The reaction product is a single crystal of MFI type zeolite “silicalite” (same as in Example 3), and the crystal size is from 300 μm to a maximum of 600 μm. About 500 μm crystals account for about 80% by weight of the produced crystals. In this example, as a result of adding hydrofluoric acid, the produced crystal has a relatively large size, but the produced crystal size in Example 3 (using hydrofluoric acid) (several tens of μm to 2000 μm) is used. Is not enough.
[0025]
[Comparative Example 4]
Colloidal silica (same as that of Comparative Example 1) 3.84 g (SiO ₂ 1.152 g) and tetra-n-propylammonium hydroxide solution (20-25%) 4.1 g are diluted with 10.8 g of distilled water. This solution and a bulk fused silica tube section (outer diameter 5mm, wall thickness 0.7mm, length 5mm, total 2 pieces) 0.21g are filled in a pressure-resistant reaction vessel, and 200 ° C in a hot-air circulating thermostat. And then left to stand for 421 hours [quantity ratio of bulk body (quartz tube slice) in skeleton constituent element feedstock (quartz tube slice + colloidal silica) = 0.21 g / (0.21 g + 1.152 g) x 100 (%) = 15.4 wt%]. Next, the reaction vessel is cooled (room temperature left), the contents are taken out, washed with distilled water and dried (room temperature left).
The content is a crystalline product (no residue of unreacted quartz tube sections), and the crystalline product is a single crystal of MFI type zeolite “silicalite”. The crystal size ranges from several tens of μm to a maximum of 250 μm, and the amount ratio of crystals of about 200 μm or more in the generated crystals is very small, about 5% by weight.
[0026]
【The invention's effect】
According to the method of the present invention, various microporous crystals such as aluminosilicate and aluminophosphate can be efficiently synthesized as large-size single crystals useful for applications such as molecular sieves, electronic devices, and sensors.
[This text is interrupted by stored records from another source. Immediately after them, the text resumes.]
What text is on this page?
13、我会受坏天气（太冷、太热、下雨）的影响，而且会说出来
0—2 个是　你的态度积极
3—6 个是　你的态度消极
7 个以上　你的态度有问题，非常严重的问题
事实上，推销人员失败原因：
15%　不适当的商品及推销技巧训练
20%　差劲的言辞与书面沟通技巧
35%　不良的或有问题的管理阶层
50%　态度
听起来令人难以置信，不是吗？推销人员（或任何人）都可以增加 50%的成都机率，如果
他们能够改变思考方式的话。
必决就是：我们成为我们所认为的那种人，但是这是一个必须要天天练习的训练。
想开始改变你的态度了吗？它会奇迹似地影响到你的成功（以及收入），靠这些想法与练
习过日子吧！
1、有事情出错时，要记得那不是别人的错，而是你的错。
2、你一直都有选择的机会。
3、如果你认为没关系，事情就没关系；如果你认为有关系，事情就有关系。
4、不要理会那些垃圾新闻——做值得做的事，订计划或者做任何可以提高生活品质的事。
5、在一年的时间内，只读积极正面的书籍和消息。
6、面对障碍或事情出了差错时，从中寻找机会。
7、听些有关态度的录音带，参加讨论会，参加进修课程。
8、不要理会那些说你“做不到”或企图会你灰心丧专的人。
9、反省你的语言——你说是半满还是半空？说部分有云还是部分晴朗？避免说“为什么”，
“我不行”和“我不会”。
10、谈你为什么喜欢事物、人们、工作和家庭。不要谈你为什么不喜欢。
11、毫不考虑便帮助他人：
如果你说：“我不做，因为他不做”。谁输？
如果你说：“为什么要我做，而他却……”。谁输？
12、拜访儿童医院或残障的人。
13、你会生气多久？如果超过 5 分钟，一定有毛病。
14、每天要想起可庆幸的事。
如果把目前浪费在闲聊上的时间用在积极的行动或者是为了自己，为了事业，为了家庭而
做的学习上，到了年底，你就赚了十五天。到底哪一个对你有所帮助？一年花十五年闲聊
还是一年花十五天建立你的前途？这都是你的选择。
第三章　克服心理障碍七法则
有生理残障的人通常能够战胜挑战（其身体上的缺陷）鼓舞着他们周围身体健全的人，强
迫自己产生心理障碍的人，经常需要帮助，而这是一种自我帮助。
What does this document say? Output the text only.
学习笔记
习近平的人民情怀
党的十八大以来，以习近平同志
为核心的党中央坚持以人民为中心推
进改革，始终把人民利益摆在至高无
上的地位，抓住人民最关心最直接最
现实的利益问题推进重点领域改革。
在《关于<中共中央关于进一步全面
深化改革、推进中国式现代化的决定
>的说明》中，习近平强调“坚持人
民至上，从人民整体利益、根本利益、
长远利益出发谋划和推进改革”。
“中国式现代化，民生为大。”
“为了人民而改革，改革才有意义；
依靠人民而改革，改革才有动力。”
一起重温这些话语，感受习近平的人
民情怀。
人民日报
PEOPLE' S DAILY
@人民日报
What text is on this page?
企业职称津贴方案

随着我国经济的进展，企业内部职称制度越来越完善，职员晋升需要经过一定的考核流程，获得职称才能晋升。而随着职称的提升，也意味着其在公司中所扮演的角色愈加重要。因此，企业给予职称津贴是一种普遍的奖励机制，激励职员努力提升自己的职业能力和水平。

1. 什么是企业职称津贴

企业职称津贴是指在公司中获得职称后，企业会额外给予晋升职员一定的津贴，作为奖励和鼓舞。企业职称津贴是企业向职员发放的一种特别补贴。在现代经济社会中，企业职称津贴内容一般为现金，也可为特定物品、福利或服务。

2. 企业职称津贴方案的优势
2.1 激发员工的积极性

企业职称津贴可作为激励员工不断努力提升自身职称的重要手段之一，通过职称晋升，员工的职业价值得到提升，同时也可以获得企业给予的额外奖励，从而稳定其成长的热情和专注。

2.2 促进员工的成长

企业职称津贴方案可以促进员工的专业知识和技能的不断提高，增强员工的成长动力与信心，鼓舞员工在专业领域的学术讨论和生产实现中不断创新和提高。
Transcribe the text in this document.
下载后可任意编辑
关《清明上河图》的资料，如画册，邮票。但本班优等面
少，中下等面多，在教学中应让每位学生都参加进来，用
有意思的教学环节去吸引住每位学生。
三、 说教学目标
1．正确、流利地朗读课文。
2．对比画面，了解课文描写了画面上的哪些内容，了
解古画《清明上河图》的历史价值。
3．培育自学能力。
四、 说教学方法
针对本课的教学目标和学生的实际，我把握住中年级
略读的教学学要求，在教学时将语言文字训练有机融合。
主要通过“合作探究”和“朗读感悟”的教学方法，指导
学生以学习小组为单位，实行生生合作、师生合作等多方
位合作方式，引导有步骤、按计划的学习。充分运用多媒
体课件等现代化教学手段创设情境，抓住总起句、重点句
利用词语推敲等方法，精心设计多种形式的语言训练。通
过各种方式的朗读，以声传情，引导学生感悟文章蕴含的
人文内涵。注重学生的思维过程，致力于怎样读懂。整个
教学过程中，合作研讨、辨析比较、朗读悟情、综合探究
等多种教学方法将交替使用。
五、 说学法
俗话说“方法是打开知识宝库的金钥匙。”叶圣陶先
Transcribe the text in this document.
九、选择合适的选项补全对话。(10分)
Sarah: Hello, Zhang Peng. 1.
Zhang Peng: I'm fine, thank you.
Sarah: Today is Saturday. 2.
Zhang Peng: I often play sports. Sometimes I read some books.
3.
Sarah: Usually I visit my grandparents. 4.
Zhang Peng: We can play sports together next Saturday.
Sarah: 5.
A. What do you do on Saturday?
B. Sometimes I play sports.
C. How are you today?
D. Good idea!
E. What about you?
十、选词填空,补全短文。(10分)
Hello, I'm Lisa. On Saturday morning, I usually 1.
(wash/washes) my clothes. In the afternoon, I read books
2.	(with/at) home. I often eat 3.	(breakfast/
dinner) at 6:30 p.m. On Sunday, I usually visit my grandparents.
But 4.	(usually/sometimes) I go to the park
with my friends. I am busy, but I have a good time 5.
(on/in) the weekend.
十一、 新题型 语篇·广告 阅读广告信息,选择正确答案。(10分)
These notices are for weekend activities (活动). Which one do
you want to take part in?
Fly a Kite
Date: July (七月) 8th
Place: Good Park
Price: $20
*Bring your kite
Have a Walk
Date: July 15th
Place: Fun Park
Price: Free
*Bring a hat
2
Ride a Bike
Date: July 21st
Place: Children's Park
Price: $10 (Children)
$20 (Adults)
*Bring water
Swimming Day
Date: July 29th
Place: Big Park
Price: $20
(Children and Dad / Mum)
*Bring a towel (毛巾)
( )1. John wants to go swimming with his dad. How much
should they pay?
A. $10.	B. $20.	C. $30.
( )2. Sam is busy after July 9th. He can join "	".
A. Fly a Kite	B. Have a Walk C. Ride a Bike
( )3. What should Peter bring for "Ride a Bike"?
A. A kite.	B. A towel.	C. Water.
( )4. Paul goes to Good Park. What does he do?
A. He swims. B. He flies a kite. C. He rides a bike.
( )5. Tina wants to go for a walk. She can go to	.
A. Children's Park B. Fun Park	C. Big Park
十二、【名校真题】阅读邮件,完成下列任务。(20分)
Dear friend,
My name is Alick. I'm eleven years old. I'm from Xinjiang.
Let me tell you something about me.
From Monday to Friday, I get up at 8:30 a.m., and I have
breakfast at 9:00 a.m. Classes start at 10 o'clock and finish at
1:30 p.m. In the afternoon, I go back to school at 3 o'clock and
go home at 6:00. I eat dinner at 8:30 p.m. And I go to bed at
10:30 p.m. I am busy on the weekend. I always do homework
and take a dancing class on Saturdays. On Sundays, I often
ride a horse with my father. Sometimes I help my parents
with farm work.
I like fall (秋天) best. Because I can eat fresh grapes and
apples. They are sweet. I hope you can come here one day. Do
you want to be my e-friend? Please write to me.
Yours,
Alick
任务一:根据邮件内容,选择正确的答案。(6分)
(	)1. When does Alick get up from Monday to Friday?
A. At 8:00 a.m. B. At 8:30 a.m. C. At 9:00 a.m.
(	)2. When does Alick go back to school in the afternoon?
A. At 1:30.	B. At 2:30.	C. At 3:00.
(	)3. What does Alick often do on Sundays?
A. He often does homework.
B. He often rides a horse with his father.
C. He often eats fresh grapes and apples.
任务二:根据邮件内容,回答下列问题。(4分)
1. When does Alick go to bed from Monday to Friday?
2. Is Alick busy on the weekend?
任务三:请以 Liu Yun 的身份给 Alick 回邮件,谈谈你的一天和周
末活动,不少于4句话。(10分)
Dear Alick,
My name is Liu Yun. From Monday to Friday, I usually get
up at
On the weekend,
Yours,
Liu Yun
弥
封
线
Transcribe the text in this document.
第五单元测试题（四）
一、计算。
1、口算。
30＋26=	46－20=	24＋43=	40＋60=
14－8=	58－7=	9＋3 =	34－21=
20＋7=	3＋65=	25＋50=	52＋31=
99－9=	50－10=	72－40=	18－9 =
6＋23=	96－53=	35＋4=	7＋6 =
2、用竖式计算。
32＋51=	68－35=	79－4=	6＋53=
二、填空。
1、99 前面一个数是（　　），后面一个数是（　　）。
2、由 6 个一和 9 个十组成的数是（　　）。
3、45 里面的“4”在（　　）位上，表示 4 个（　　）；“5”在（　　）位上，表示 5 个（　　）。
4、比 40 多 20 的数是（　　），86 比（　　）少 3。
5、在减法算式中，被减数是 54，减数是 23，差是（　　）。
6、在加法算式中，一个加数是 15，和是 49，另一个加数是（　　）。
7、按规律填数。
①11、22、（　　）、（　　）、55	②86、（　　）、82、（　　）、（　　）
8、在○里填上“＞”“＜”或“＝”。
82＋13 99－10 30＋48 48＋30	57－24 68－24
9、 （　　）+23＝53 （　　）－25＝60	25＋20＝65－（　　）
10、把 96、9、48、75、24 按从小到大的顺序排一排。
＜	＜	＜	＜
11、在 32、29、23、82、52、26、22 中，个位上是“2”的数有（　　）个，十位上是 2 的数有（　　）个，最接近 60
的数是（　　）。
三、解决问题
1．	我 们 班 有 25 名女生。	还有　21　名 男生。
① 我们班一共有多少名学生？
The present invention does not add any special conditions or restrictions except that a bulk body is used as a raw material for the skeleton constituent elements of the microporous crystal, and the conventional general hydrothermal treatment conditions are applied to effectively increase the size. Crystals can be obtained, the application of microporous crystals can be expanded and diversified, and has great industrial value.

Claims (1)

In the method of synthesizing a zeolite single crystal by a hydrothermal reaction, the source of all or part of the skeleton constituent elements of the zeolite single crystal is composed of a compound having a particle size of 0.5 mm or more containing the element, and A method for producing a zeolite single crystal having a particle size of 50 μm or more, comprising using a bulk material in which the amount ratio of the compound to the total amount of feedstock is at least 20% by weight.